Massawe est là pour s’informer au maximum sur les techniques de production : « J’aime échanger avec d’autres agriculteurs comme moi parce que nous utilisons les mêmes mots. J’en ai rencontré un qui produit des légumes biologiques à un coût très bas : cela m’a donné des idées. Pour faire comme lui, je dois modifier mes techniques d’irrigation. »

Des conférences-débat appréciées

Temps forts de ces 3 jours de foire, 4 conférences suivies de débat ont remporté un vif succès. Les thèmes abordés étaient en lien avec les problématiques rencontrées dans le développement agricole local :

  • Faire de l’agriculture une activité lucrative,
  • Accéder aux services financiers,
  • Accéder aux intrants grâce à des achats groupés,
  • Implication des jeunes et des femmes dans l’agriculture.

Professeur à l’Université coopérative de Moshi, Damian Sambuo est intervenu sur l’accès aux services financiers par le biais d’un modèle collectif : le Vicoba (Village Community Bank), groupe d’agriculteurs officiellement enregistré qui permet de faciliter l’accès à des prêts, plus difficile à obtenir individuellement.

Stimuler l’installation des jeunes en agriculture

Comme dans beaucoup de pays en développement, le manque de professionnalisation de l’activité agricole freine son développement. Difficile en effet de sécuriser des débouchés quand on ne vend que ponctuellement le surplus de la production vivrière et aussi d’avoir les connaissances techniques suffisantes quand une multitude de productions sont présentes. Pourtant, le potentiel agricole est là ainsi que les débouchés. Gabriel Enock travaille chez Pass, une organisation privée qui aide les agriculteurs à monter leurs dossiers de prêt : « Cette foire est très utile pour stimuler les agriculteurs, pour leur montrer les possibilités de développement économiques qui existent, à condition qu’ils s’impliquent vraiment dans cette voie ». Jessica travaille pour la banque Vision Fund Tanzania, elle analyse : « Le problème est que les jeunes ne s’impliquent pas dans l’agriculture, ils y reviennent quand ils vieillissent. Le niveau de formation des agriculteurs s’élève, doucement, mais il y a tant de potentiel ! Un agriculteur formé saura mieux adapter ses pratiques aux aléas. Cette année par exemple, la saison des pluies s’est décalée d’octobre à novembre, il faut savoir choisir quelle est la variété de maïs la plus adaptée pour réussir. »

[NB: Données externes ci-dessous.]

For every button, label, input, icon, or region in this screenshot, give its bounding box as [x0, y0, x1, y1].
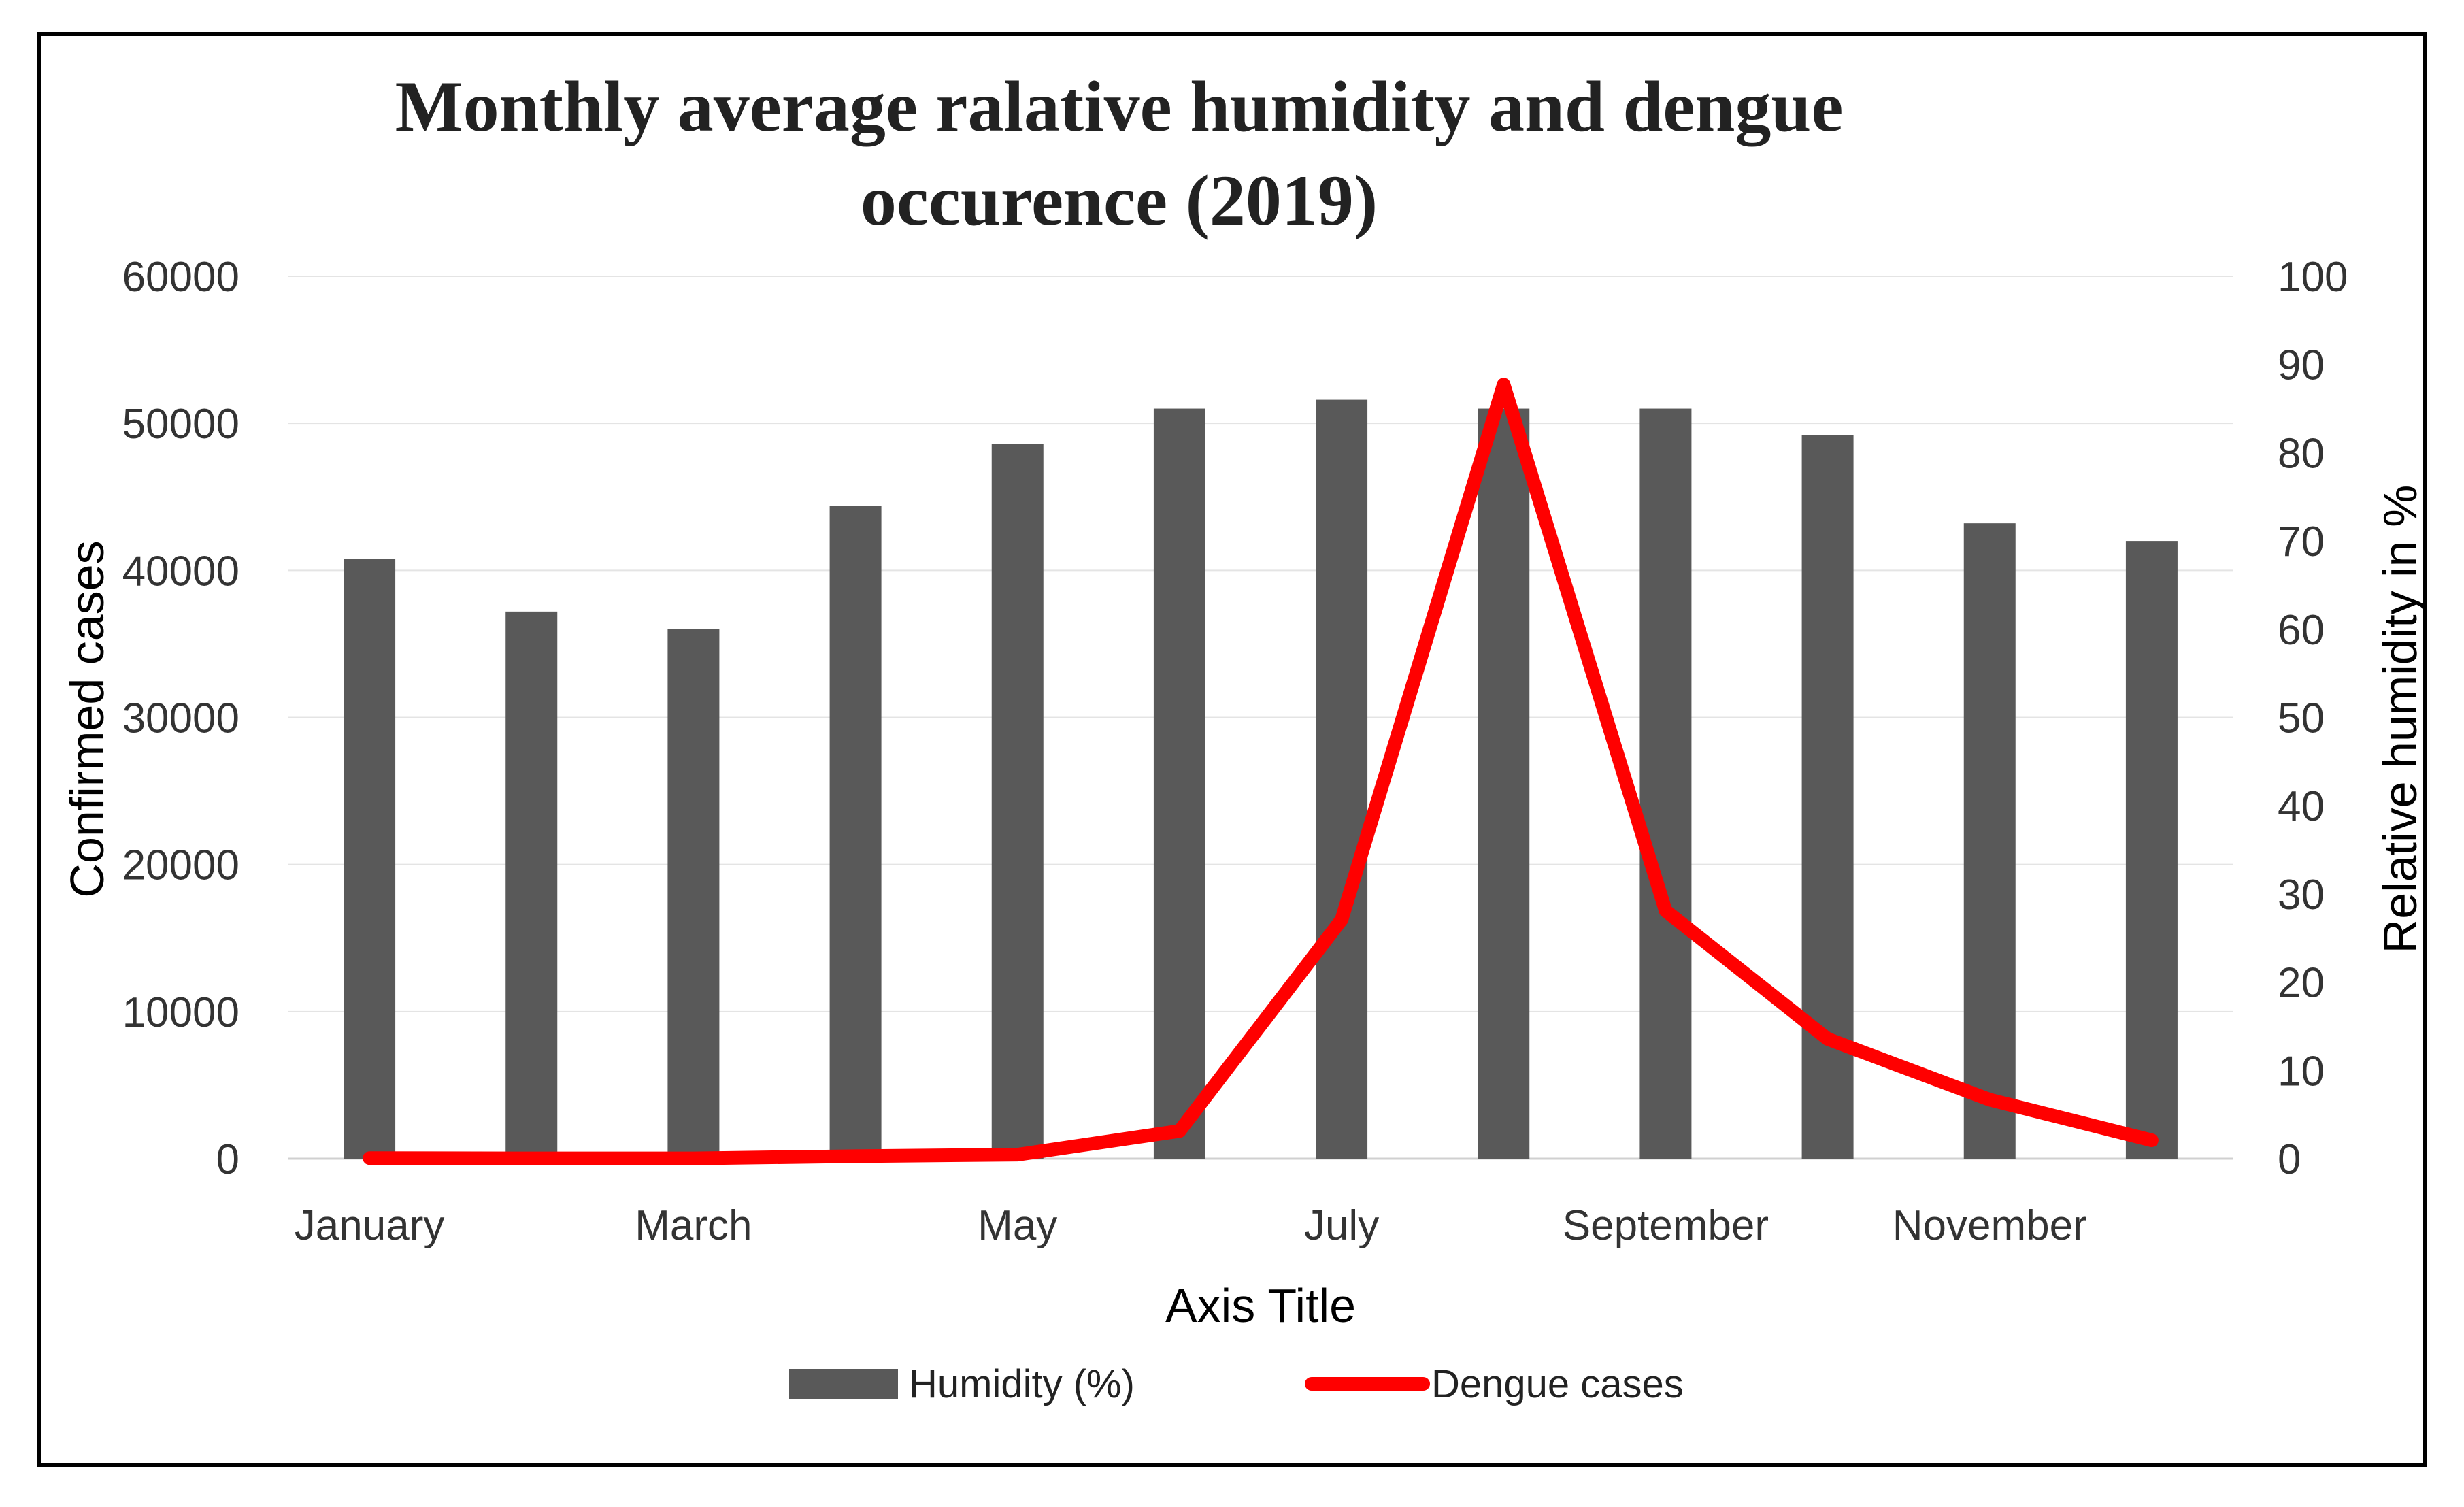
right-axis-tick-label: 20 [2278, 960, 2325, 1007]
right-axis-title: Relative humidity in % [2374, 485, 2427, 954]
right-axis-tick-label: 80 [2278, 430, 2325, 477]
right-axis-tick-label: 90 [2278, 342, 2325, 389]
legend-humidity-swatch [789, 1369, 898, 1399]
humidity-bar [991, 444, 1044, 1159]
humidity-bar [1153, 408, 1205, 1159]
left-axis-title: Confirmed cases [61, 540, 114, 897]
legend: Humidity (%) Dengue cases [789, 1362, 1684, 1406]
legend-humidity-label: Humidity (%) [909, 1362, 1135, 1406]
dengue-point [1827, 1038, 1829, 1040]
x-axis-ticks: January March May July September November [295, 1202, 2087, 1249]
right-axis-ticks: 0 10 20 30 40 50 60 70 80 90 100 [2278, 254, 2348, 1183]
dengue-line-layer [363, 378, 2159, 1165]
chart-title-line-1: Monthly average ralative humidity and de… [395, 67, 1844, 146]
dengue-point [2150, 1140, 2152, 1142]
dengue-point [1988, 1099, 1991, 1101]
left-axis-tick-label: 40000 [122, 548, 239, 595]
dengue-cases-line [363, 378, 2159, 1165]
humidity-bar [505, 611, 558, 1159]
dengue-point [1665, 910, 1667, 912]
humidity-bar [1963, 523, 2016, 1159]
humidity-bar [2125, 541, 2178, 1159]
humidity-bar [1639, 408, 1692, 1159]
left-axis-tick-label: 10000 [122, 989, 239, 1036]
dengue-point [1503, 384, 1505, 386]
legend-dengue-label: Dengue cases [1431, 1362, 1684, 1406]
left-axis-tick-label: 20000 [122, 842, 239, 889]
dengue-point [1341, 918, 1343, 921]
x-axis-tick-label: March [635, 1202, 752, 1249]
x-axis-title: Axis Title [1165, 1279, 1356, 1332]
right-axis-tick-label: 30 [2278, 872, 2325, 918]
left-axis-tick-label: 0 [216, 1136, 239, 1183]
chart-title-line-2: occurence (2019) [861, 161, 1378, 240]
humidity-bar [829, 506, 882, 1159]
x-axis-tick-label: November [1893, 1202, 2087, 1249]
humidity-bar [1316, 399, 1368, 1159]
dengue-point [1178, 1130, 1180, 1132]
right-axis-tick-label: 10 [2278, 1048, 2325, 1095]
left-axis-tick-label: 50000 [122, 401, 239, 448]
humidity-bar [1478, 408, 1530, 1159]
dengue-point [369, 1157, 371, 1159]
left-axis-tick-label: 30000 [122, 695, 239, 742]
gridlines [288, 276, 2233, 1160]
humidity-bar [344, 559, 396, 1159]
x-axis-tick-label: May [978, 1202, 1057, 1249]
dengue-point [531, 1157, 533, 1159]
humidity-bars [344, 399, 2178, 1159]
right-axis-tick-label: 40 [2278, 783, 2325, 830]
dengue-point [854, 1155, 856, 1157]
right-axis-tick-label: 0 [2278, 1136, 2301, 1183]
x-axis-tick-label: July [1304, 1202, 1379, 1249]
humidity-bar [667, 629, 720, 1159]
right-axis-tick-label: 100 [2278, 254, 2348, 301]
x-axis-tick-label: January [295, 1202, 445, 1249]
chart-frame [37, 32, 2427, 1467]
dengue-point [693, 1157, 695, 1159]
right-axis-tick-label: 50 [2278, 695, 2325, 742]
x-axis-tick-label: September [1563, 1202, 1769, 1249]
left-axis-tick-label: 60000 [122, 254, 239, 301]
right-axis-tick-label: 60 [2278, 607, 2325, 654]
dengue-point [1016, 1154, 1018, 1156]
right-axis-tick-label: 70 [2278, 518, 2325, 565]
left-axis-ticks: 0 10000 20000 30000 40000 50000 60000 [122, 254, 239, 1183]
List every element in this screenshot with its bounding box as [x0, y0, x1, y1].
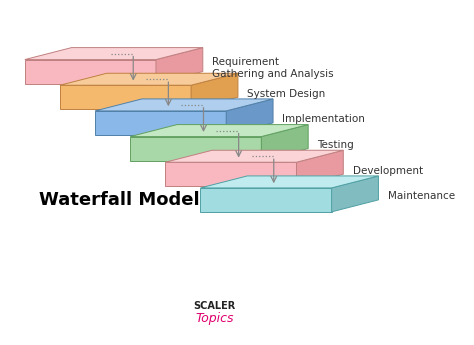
Text: Testing: Testing: [318, 140, 354, 150]
Polygon shape: [130, 137, 261, 160]
Polygon shape: [60, 73, 238, 85]
Polygon shape: [25, 60, 156, 83]
Text: Development: Development: [353, 166, 423, 176]
Polygon shape: [201, 188, 332, 212]
Polygon shape: [332, 176, 378, 212]
Polygon shape: [156, 48, 203, 83]
Text: SCALER: SCALER: [193, 301, 236, 311]
Text: Implementation: Implementation: [283, 114, 365, 124]
Polygon shape: [60, 85, 191, 109]
Polygon shape: [191, 73, 238, 109]
Polygon shape: [261, 125, 308, 160]
Polygon shape: [201, 176, 378, 188]
Text: Waterfall Model: Waterfall Model: [39, 191, 200, 209]
Polygon shape: [165, 150, 343, 162]
Text: Topics: Topics: [195, 312, 234, 325]
Polygon shape: [25, 48, 203, 60]
Polygon shape: [130, 125, 308, 137]
Polygon shape: [296, 150, 343, 186]
Text: Requirement
Gathering and Analysis: Requirement Gathering and Analysis: [212, 57, 334, 79]
Polygon shape: [165, 162, 296, 186]
Text: Maintenance: Maintenance: [388, 191, 455, 201]
Polygon shape: [95, 99, 273, 111]
Polygon shape: [226, 99, 273, 135]
Text: System Design: System Design: [247, 89, 326, 99]
Polygon shape: [95, 111, 226, 135]
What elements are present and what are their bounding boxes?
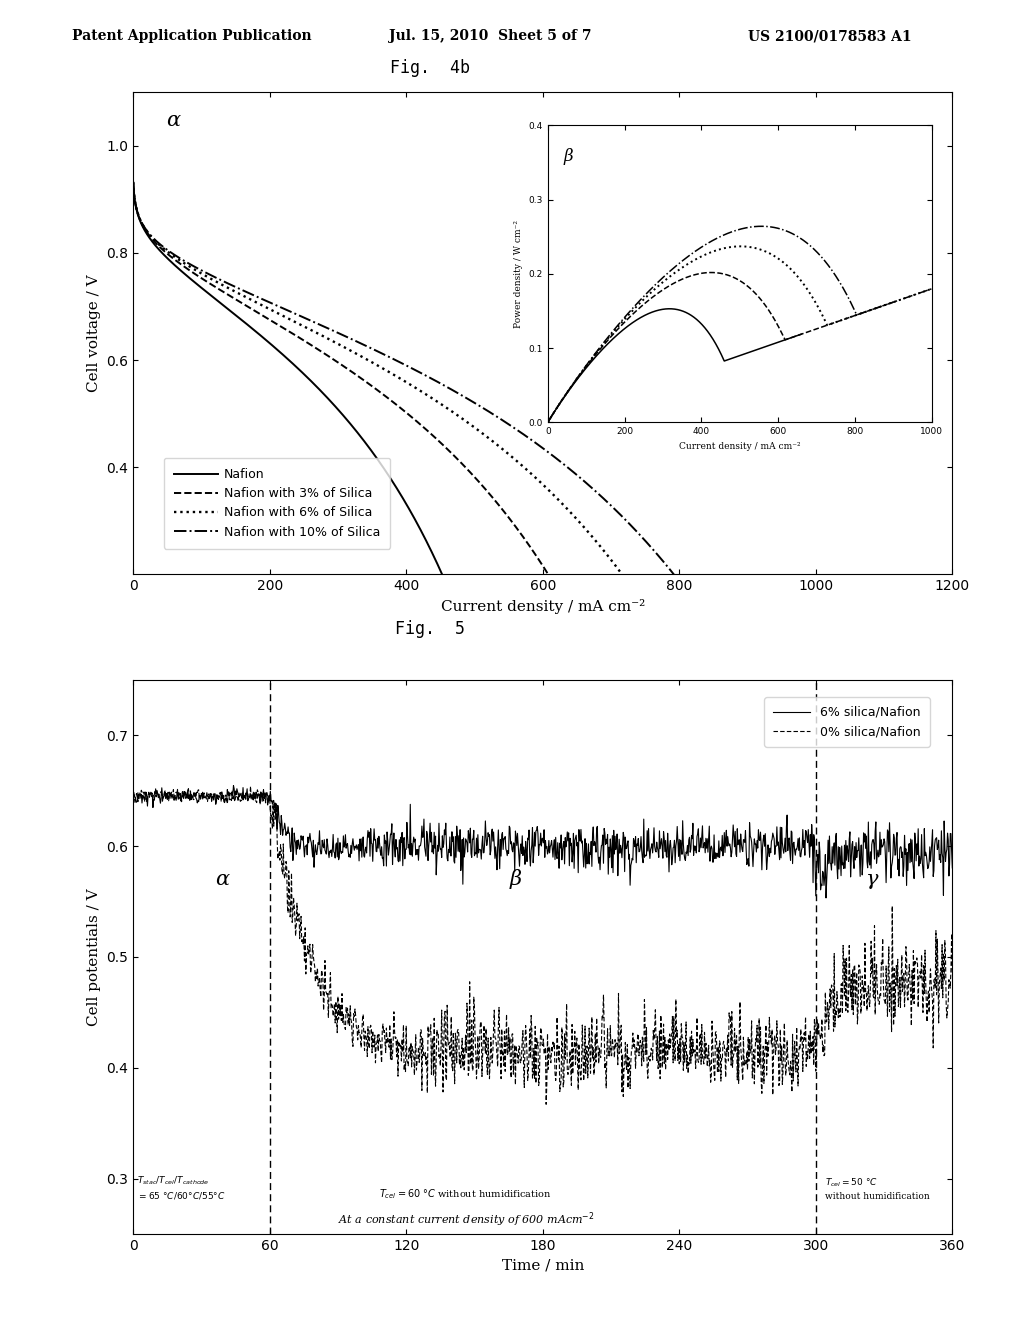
0% silica/Nafion bbox=[314, 989, 327, 1005]
6% silica/Nafion bbox=[127, 788, 139, 804]
6% silica/Nafion bbox=[946, 861, 958, 876]
Line: 0% silica/Nafion: 0% silica/Nafion bbox=[133, 787, 952, 1105]
0% silica/Nafion bbox=[540, 1097, 552, 1113]
Line: Nafion with 6% of Silica: Nafion with 6% of Silica bbox=[133, 182, 857, 585]
Nafion bbox=[568, 577, 581, 593]
Line: 6% silica/Nafion: 6% silica/Nafion bbox=[133, 785, 952, 898]
Text: $T_{cel}= 50\ °C$
without humidification: $T_{cel}= 50\ °C$ without humidification bbox=[825, 1176, 930, 1201]
0% silica/Nafion bbox=[398, 1056, 411, 1072]
X-axis label: Time / min: Time / min bbox=[502, 1258, 584, 1272]
Text: β: β bbox=[510, 869, 522, 888]
Text: γ: γ bbox=[866, 870, 879, 888]
Nafion with 6% of Silica bbox=[253, 296, 265, 312]
Text: α: α bbox=[215, 870, 229, 888]
Nafion with 3% of Silica bbox=[664, 577, 676, 593]
Nafion with 3% of Silica bbox=[197, 272, 209, 288]
Y-axis label: Cell potentials / V: Cell potentials / V bbox=[87, 888, 100, 1026]
0% silica/Nafion bbox=[672, 1052, 684, 1068]
Nafion with 3% of Silica bbox=[362, 376, 375, 392]
Nafion with 6% of Silica bbox=[759, 577, 771, 593]
Nafion with 6% of Silica bbox=[837, 577, 849, 593]
Text: At a constant current density of 600 mAcm$^{-2}$: At a constant current density of 600 mAc… bbox=[338, 1210, 595, 1229]
6% silica/Nafion bbox=[227, 777, 240, 793]
Nafion with 10% of Silica bbox=[465, 393, 477, 409]
Nafion with 10% of Silica bbox=[903, 577, 915, 593]
Legend: Nafion, Nafion with 3% of Silica, Nafion with 6% of Silica, Nafion with 10% of S: Nafion, Nafion with 3% of Silica, Nafion… bbox=[164, 458, 390, 549]
0% silica/Nafion bbox=[946, 968, 958, 983]
0% silica/Nafion bbox=[386, 1052, 398, 1068]
Y-axis label: Cell voltage / V: Cell voltage / V bbox=[87, 275, 100, 392]
Text: Patent Application Publication: Patent Application Publication bbox=[72, 29, 311, 44]
Nafion with 3% of Silica bbox=[233, 294, 246, 310]
Nafion with 6% of Silica bbox=[436, 397, 449, 413]
Nafion bbox=[440, 577, 453, 593]
0% silica/Nafion bbox=[127, 787, 139, 803]
Nafion with 3% of Silica bbox=[127, 174, 139, 190]
Text: Fig.  4b: Fig. 4b bbox=[390, 59, 470, 78]
Nafion with 6% of Silica bbox=[624, 577, 636, 593]
Nafion with 10% of Silica bbox=[919, 577, 931, 593]
Text: $T_{cel}= 60\ °C$ without humidification: $T_{cel}= 60\ °C$ without humidification bbox=[379, 1187, 551, 1201]
6% silica/Nafion bbox=[671, 818, 683, 834]
0% silica/Nafion bbox=[642, 1049, 654, 1065]
6% silica/Nafion bbox=[386, 816, 398, 832]
Line: Nafion with 3% of Silica: Nafion with 3% of Silica bbox=[133, 182, 748, 585]
Nafion with 3% of Silica bbox=[741, 577, 754, 593]
6% silica/Nafion bbox=[756, 862, 768, 878]
Text: $T_{stac}/T_{cel}/T_{cathode}$
$= 65\ °C/ 60°C/ 55°C$: $T_{stac}/T_{cel}/T_{cathode}$ $= 65\ °C… bbox=[137, 1173, 226, 1201]
6% silica/Nafion bbox=[398, 851, 411, 867]
Text: α: α bbox=[166, 111, 180, 131]
0% silica/Nafion bbox=[757, 1063, 769, 1078]
Line: Nafion: Nafion bbox=[133, 182, 584, 585]
6% silica/Nafion bbox=[820, 890, 833, 906]
Nafion with 6% of Silica bbox=[404, 378, 417, 393]
Nafion bbox=[319, 388, 332, 404]
Nafion with 3% of Silica bbox=[389, 396, 401, 412]
6% silica/Nafion bbox=[642, 843, 654, 859]
Nafion with 6% of Silica bbox=[127, 174, 139, 190]
Nafion bbox=[178, 265, 190, 281]
Nafion bbox=[205, 288, 217, 304]
0% silica/Nafion bbox=[245, 779, 257, 795]
Legend: 6% silica/Nafion, 0% silica/Nafion: 6% silica/Nafion, 0% silica/Nafion bbox=[764, 697, 930, 747]
Nafion with 6% of Silica bbox=[210, 273, 222, 289]
Text: US 2100/0178583 A1: US 2100/0178583 A1 bbox=[748, 29, 911, 44]
Nafion with 10% of Silica bbox=[431, 374, 443, 389]
Nafion with 10% of Silica bbox=[676, 577, 688, 593]
Text: Fig.  5: Fig. 5 bbox=[395, 620, 465, 639]
Nafion with 6% of Silica bbox=[851, 577, 863, 593]
Nafion with 3% of Silica bbox=[729, 577, 741, 593]
Nafion bbox=[578, 577, 590, 593]
X-axis label: Current density / mA cm⁻²: Current density / mA cm⁻² bbox=[440, 598, 645, 614]
Nafion with 10% of Silica bbox=[264, 294, 276, 310]
6% silica/Nafion bbox=[314, 846, 327, 862]
X-axis label: Current density / mA cm⁻²: Current density / mA cm⁻² bbox=[679, 442, 801, 451]
Nafion bbox=[300, 368, 312, 384]
Nafion with 3% of Silica bbox=[549, 577, 561, 593]
Text: Jul. 15, 2010  Sheet 5 of 7: Jul. 15, 2010 Sheet 5 of 7 bbox=[389, 29, 592, 44]
Nafion with 10% of Silica bbox=[818, 577, 830, 593]
Nafion bbox=[520, 577, 532, 593]
Nafion with 10% of Silica bbox=[127, 174, 139, 190]
Nafion with 10% of Silica bbox=[217, 273, 229, 289]
Line: Nafion with 10% of Silica: Nafion with 10% of Silica bbox=[133, 182, 925, 585]
Nafion bbox=[127, 174, 139, 190]
Text: β: β bbox=[563, 148, 572, 165]
Y-axis label: Power density / W cm⁻²: Power density / W cm⁻² bbox=[514, 220, 523, 327]
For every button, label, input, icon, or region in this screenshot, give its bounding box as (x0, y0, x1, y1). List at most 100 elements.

Une collectif organisateur qui évolue

Simon Ayo est le Président de Juwame, il est convaincu qu’un événement comme la foire est nécessaire : « Nous avons besoin de mieux connaître les organismes et les entreprises que nous pouvons solliciter localement pour développer nos activités, de pouvoir faire le choix sur la qualité et le prix de nos intrants. Nous avons besoin de voir ce qu’il est possible de faire avec nos entreprises. »

Pour la prochaine foire, il lui paraît essentiel de poursuivre les séminaires, d’essayer d’attirer d’autres exposants, comme un ou deux concessionnaires de matériel de plus afin de pouvoir comparer leurs produits.

 « Nous préparons la foire au rythme d’une réunion trimestrielle et une réunion mensuelle les 3 derniers mois. Notre défi d’ici l’an prochain est de déposer les statuts de Juwame afin qu’elle devienne une association officiellement reconnue par le gouvernement et puisse ainsi bénéficier de son soutien. »

Simon Ayo est conscient qu’il faut encore améliorer la communication afin que tous les agriculteurs de la zone soient informés au mieux de la tenue de la foire.
Cette année, l’exposition d’animaux a fait son apparition avec un couple de chèvre et des poulets, ce qui a été apprécié. Des agriculteurs ont fait part de leur intérêt de voir plus d’animaux et des vaches notamment lors des prochaines éditions. Organiser des tests en champ à proximité pourraient également faire partie des activités envisagées. Mutungi, technicien chez Fert, souhaite l’an prochain informer plus tôt les agriculteurs pour qu’ils renforcent leur implication dans l’événement notamment dans la présentation de leurs activités.